First of all as for "dd." Reference to dd in growisofs output is purely
historical artifact: 1st growisofs version was nothing but a front-end
to mkisofs and dd, and as such was even dependent on specific kernel
DVD+RW support. But since version 2 growisofs is no longer dependent on
dd nor explicit kernel support. So forget about dd:-)

>> In your situation i would test whether removing O_DIRECT
>> solves your problem and eventually ask Andy for taking
>> your results into respect.

For reference. O_DIRECT makes perfect sense in vast majority of cases.
Indeed, DVD images are commonly larger than amount of RAM in end-user
system, which in turn means that sequential access to the image is bound
to be non-cached, or has to be physically performed anyway. Simply
because by the time you are reading end of image, block cache allocated
for its beginning is lo-o-o-o-ong evicted. As growisofs [>=6.0] has
internal ring buffer [acting as read-ahead in image burn case], the
memory that would be allocated, evicted, reused for block cache for iso
image is really better spent elsewhere.

Of course if you access *same* iso image by several instances of
growisofs at approximately *same* time, then it makes perfect sense to
cache the data and minimize physical I/O. In other words O_DIRECT would
indeed make more harm than use. But this is very specific and *rare*
situation, so it shouldn't come as surprise that specific tuning might
be due...

> I have made a patch which removes the O_DIRECT code completely (it is only 
> used when opening image files anyway). I will try it out tomorrow and provide 
> the patch if the test was successful.

There is a way to open image without O_DIRECT and without modifying
source code: growisofs -Z /dev/cdrom=/dev/fd/0 < image.iso. Ta-dah...

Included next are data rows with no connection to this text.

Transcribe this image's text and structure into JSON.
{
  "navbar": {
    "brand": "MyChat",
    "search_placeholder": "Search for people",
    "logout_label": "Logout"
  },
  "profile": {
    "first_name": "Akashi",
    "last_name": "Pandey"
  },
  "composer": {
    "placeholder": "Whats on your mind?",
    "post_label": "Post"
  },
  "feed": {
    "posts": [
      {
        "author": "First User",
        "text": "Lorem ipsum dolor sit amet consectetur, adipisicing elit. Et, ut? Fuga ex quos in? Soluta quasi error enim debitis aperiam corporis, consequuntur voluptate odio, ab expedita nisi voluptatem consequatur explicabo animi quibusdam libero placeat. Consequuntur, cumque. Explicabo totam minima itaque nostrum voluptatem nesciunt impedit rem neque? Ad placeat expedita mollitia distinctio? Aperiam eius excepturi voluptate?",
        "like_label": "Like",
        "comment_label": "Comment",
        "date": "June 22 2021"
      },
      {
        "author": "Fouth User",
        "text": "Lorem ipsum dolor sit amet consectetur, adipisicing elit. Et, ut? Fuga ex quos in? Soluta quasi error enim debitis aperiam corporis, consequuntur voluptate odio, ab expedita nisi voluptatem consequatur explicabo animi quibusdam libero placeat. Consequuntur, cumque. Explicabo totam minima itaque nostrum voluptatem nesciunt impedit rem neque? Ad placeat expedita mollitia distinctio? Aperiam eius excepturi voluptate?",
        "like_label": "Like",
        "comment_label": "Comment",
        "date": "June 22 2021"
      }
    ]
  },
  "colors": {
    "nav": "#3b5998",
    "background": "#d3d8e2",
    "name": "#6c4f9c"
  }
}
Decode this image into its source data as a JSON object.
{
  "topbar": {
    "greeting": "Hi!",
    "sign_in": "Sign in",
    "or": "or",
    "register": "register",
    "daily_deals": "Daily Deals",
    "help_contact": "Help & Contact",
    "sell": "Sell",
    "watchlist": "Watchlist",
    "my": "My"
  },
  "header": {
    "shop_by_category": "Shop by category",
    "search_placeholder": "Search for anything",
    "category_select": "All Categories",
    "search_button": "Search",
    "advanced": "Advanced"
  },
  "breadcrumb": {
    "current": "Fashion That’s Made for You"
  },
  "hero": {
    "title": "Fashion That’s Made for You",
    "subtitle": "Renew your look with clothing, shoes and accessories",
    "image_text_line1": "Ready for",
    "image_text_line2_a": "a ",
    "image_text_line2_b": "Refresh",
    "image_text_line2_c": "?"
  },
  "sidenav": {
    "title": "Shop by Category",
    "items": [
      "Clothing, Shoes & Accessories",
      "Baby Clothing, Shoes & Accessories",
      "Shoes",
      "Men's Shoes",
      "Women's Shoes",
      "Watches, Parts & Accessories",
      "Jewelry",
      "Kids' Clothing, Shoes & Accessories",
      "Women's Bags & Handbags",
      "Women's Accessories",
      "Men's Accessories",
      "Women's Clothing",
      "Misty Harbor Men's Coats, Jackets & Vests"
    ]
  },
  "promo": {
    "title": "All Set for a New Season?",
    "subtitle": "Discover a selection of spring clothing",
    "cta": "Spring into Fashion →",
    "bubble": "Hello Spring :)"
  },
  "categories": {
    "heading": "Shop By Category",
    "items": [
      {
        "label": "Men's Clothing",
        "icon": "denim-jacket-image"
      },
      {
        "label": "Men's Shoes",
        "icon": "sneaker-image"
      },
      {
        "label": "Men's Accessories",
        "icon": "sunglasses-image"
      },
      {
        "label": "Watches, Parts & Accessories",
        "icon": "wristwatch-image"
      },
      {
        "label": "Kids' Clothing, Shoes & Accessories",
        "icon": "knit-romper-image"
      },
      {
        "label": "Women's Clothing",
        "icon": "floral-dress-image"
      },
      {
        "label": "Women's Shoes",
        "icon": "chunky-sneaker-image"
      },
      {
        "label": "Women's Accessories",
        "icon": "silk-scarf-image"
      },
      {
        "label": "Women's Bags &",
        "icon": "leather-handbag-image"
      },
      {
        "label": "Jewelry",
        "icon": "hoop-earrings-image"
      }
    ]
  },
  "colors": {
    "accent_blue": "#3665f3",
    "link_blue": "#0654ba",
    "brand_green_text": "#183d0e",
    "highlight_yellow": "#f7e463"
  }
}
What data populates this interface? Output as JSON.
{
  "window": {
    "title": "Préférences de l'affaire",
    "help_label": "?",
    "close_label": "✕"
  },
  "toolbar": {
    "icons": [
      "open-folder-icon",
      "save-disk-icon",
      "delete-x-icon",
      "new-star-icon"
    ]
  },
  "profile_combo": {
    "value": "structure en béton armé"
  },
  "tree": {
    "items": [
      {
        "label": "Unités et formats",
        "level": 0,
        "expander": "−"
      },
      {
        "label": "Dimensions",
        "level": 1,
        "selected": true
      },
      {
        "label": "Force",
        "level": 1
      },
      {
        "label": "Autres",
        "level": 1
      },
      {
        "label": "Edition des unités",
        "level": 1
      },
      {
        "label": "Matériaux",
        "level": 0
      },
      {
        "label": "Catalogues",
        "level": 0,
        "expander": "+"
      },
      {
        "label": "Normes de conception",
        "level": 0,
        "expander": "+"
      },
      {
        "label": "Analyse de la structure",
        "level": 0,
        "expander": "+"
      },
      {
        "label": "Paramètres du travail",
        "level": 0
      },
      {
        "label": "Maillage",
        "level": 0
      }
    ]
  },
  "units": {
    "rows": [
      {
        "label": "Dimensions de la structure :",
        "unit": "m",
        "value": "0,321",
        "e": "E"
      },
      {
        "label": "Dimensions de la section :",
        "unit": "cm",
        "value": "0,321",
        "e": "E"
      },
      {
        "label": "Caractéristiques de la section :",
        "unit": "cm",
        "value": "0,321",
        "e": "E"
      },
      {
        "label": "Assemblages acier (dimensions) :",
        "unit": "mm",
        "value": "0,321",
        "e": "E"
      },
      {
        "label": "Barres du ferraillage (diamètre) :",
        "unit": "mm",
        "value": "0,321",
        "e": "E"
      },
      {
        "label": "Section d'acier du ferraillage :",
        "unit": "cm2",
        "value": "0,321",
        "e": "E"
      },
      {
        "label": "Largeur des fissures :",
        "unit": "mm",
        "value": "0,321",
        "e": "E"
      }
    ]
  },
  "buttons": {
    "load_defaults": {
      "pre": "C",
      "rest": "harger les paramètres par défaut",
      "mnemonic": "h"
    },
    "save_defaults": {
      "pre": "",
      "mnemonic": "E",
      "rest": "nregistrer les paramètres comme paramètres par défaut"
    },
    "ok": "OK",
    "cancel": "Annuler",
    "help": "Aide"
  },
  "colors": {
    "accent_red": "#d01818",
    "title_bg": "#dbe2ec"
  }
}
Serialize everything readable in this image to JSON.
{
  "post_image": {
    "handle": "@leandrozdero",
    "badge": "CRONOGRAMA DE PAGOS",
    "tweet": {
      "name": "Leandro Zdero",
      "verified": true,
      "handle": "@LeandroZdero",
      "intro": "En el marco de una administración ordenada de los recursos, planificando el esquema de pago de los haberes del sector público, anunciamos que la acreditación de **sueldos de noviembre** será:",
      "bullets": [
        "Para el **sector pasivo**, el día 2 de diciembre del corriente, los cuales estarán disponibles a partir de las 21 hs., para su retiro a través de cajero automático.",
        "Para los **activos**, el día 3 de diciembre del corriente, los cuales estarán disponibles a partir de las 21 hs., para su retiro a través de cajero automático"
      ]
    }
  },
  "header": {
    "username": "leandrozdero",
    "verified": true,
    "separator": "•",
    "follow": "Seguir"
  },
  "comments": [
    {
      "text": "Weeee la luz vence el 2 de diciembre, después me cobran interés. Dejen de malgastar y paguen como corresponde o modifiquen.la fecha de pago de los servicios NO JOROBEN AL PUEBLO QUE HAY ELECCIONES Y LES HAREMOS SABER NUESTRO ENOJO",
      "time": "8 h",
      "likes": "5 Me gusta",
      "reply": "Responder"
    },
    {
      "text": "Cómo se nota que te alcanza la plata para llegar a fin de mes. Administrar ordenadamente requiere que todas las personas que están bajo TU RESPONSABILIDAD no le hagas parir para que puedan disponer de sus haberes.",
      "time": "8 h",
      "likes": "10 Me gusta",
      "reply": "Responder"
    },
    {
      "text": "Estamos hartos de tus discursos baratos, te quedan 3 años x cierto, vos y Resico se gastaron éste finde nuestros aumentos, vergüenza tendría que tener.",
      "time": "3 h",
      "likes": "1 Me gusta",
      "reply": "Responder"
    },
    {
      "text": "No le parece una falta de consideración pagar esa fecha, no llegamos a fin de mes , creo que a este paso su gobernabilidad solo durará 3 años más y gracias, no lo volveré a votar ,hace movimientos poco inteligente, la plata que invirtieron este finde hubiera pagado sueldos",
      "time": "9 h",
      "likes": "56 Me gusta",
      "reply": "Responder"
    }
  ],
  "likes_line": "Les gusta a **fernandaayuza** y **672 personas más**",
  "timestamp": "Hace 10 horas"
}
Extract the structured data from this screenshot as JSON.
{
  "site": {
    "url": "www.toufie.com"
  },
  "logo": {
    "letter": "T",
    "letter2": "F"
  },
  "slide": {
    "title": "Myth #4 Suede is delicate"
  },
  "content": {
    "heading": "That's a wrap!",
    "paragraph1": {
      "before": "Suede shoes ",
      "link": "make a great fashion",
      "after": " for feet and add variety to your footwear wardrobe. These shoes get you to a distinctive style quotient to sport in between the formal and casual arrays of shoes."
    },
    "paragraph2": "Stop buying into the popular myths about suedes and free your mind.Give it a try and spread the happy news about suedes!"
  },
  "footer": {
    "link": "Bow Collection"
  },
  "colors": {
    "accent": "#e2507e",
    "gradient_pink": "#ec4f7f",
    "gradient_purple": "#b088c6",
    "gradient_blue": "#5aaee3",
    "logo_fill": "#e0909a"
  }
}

There are other things to think about. Most notably. Default ring buffer
size in growisofs is 32MB. For optimal performance one has to make sure
that sum of these buffers, plus buffer cache large enough to accommodate
possible start time differences times recording velocity, plus memory of
other programs essential for well-being of the system during recording,
all these fits into RAM. You might find yourself in need to reduce
growisofs buffer size to make it fit. Or you might have to consider
adding more RAM to sustain that many simultaneous high-speed
recordings... A.

P.S. Always provide versioning information. There were specific bugs
that affect performance in similar situations.